Credit and debit card payments giant Verifone [NYSE: PAY] is investigating a breach of its internal computer networks that appears to have impacted a number of companies running its point-of-sale solutions, according to sources. Verifone says the extent of the breach was limited to its corporate network and that its payment services network was not impacted.

San Jose, Calif.-based Verifone is the largest maker of credit card terminals used in the United States. It sells point-of-sale terminals and services to support the swiping and processing of credit and debit card payments at a variety of businesses, including retailers, taxis, and fuel stations.

On Jan. 23, 2017, Verifone sent an “urgent” email to all company staff and contractors, warning they had 24 hours to change all company passwords.

“We are currently investigating an IT control matter in the Verifone environment,” reads an email memo penned by Steve Horan, Verifone Inc.’s senior vice president and chief information officer. “As a precaution, we are taking immediate steps to improve our controls.”

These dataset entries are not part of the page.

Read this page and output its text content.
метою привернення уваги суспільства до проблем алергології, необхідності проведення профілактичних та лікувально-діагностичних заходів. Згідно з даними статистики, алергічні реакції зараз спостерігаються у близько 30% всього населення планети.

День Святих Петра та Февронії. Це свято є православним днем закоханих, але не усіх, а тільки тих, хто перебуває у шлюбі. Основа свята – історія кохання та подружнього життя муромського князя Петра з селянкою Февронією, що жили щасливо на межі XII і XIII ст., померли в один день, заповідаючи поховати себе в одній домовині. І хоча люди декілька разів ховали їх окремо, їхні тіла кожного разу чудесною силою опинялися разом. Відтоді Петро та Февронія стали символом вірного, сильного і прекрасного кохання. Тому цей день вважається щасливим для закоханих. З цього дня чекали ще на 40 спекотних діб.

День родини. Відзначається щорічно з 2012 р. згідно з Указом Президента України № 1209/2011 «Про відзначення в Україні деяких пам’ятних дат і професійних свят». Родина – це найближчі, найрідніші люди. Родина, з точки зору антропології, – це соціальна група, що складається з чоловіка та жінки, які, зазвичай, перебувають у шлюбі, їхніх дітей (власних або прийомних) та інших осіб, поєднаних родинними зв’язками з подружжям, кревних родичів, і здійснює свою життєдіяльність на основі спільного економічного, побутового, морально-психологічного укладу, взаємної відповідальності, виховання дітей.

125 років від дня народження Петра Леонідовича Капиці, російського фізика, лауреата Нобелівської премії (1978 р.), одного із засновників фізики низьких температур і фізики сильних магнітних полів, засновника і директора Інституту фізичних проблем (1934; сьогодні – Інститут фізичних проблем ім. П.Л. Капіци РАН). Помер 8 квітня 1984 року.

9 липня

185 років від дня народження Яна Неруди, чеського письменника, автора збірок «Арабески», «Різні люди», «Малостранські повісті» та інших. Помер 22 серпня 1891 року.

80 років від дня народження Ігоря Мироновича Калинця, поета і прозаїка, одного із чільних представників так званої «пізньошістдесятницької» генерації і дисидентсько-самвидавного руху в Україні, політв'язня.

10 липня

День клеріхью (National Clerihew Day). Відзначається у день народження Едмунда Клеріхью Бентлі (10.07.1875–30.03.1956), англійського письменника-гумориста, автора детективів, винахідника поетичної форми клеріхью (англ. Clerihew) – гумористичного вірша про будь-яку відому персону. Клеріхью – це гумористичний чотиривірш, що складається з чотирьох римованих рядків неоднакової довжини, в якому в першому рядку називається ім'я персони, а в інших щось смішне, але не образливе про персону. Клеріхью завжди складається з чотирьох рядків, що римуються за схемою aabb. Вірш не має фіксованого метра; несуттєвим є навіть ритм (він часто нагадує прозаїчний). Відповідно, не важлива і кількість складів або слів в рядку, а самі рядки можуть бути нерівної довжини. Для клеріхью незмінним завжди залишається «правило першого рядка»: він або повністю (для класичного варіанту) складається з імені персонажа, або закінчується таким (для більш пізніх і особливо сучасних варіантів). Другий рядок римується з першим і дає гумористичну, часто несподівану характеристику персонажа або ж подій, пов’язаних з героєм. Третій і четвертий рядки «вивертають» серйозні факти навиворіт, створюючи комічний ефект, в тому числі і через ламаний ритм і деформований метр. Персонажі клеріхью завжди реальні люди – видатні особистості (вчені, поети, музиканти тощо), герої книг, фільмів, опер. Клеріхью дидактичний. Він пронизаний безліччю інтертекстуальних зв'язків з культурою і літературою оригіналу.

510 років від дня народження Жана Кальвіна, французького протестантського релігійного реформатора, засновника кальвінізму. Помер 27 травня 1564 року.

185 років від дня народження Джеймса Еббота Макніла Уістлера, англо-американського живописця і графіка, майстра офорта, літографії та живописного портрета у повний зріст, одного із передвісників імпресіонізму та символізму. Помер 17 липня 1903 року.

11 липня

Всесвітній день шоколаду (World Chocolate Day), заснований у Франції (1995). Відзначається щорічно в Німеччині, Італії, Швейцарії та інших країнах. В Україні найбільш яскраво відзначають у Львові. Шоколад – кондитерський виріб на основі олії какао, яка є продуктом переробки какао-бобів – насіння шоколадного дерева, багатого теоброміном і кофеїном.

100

An internal memo sent by Verifone's chief information officer to all staff and contractors, telling them to change their passwords. The memo also users would no longer be able to install software at will, apparently something everyone at the company could do prior to this notice.

An internal memo sent Jan. 23, 2017 by Verifone’s chief information officer to all staff and contractors, telling them to change their passwords. The memo also states that Verifone employees would no longer be able to install software at will, apparently something everyone at the company could do prior to this notice.

The internal Verifone memo — a copy of which was obtained by KrebsOnSecurity and is pictured above — also informed employees they would no longer be allowed to install software of any kind on company computers and laptops.

Asked about the breach reports, a Verifone spokesman said the company saw evidence in January 2017 of an intrusion in a “limited portion” of its internal network, but that the breach never impacted its payment services network.